Mögliche Erinnerungsstätte in Berlin -

Grünen-Politiker fordern vom Bund mehr Engagement bei der Aufarbeitung der Kolonialgeschichte Deutschlands - und damit auch bei der Umbenennung von Straßen, Plätzen und Einrichtungen. Die Bundesregierung trete dabei "in erster Linie bremsend auf" und übernehme keine politische Verantwortung, heißt es in einem Papier von Fachpolitikerinnen und -politikern der Grünen im Bundestag. Finanzielle Unterstützung für Denkmäler und Gedenkorte solle daran geknüpft werden, dass mit Kolonialverherrlichung gebrochen werde. Es brauche eine "zentrale Lern- und Erinnerungsstätte" in Berlin.

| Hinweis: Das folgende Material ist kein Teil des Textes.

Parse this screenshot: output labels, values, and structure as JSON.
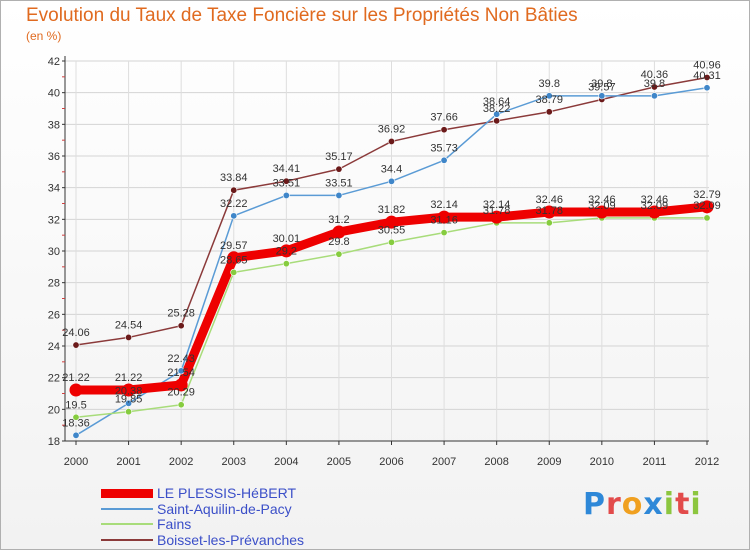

Das Papier liegt der Nachrichtenagentur DPA vor. Es stammt unter anderem von der früheren Parteichefin Claudia Roth sowie den Abgeordneten Kirsten Kappert-Gonther, Erhard Grundl und Filiz Polat. Mehr als 100 Jahre nach dem Ende der Kolonialherrschaft Deutschlands würden weiterhin Menschen geehrt, die "im deutschen Namen Menschheitsverbrechen verübten", kritisieren die Grünen darin. "Straßennamen oder Denkmäler sollen Menschen ehren, die Besonderes geleistet oder sich historische Verdienste erworben haben."
Bundesregierung fehle kritische Distanz zum Preußentum
Umbenennungen von Straßennamen, wie in München - von der "Von-Trotha-Straße" in "Hererostraße", blieben Ausnahmen und würden gegen Widerstand durchgesetzt. Stattdessen fördere der Bund etwa in Hamburg die Sanierung des weltweit größten Bismarck-Denkmals ohne das Geld an eine historische Einordnung zu koppeln. Auch der Wiederaufbau des Stadtschlosses in Berlin mit historischer Fassade sowie die Wiederherstellung der Garnisonkirche in Potsdam zeigten, "dass der Bundesregierung die kritische Distanz zum Preußentum offenbar fehlt".
Es gehe nicht darum, Zeugnisse des Kolonialismus ganz zu entfernen, heißt es im Papier. "Vielmehr müssen die Bilder kolonialverherrlichender Erzählungen und Repräsentationen gebrochen werden. Als Ultima Ratio kann auch der Abriss bestimmter Gedenkorte eine Option darstellen." Kritik üben die Autoren auch am Namen des Robert-Koch-Instituts, das derzeit wegen der Corona-Pandemie im Zentrum der Aufmerksamkeit steht: "Denn Robert Koch war nicht der harmlose "Forschungsreisende", zu dem er im Nachhinein verklärt wurde", schreiben sie. "Vielmehr unternahm Koch in den ehemaligen deutschen Kolonien zahllose Menschenversuche an Einheimischen."
Berlin spielt in der Geschichte des Kolonialismus eine zentrale Rolle. Im November 1884 begann auf Einladung von Bismarck die sogennate "Kongo-Konferenz", auf der europäische Staaten und die USA Regeln aufstellten nach denen sie sich Gebiete in Afrika gegenseitiog anerkennen wollten. In weiten Teilen Afrikas ist dies auch als Berlinisation bekannt.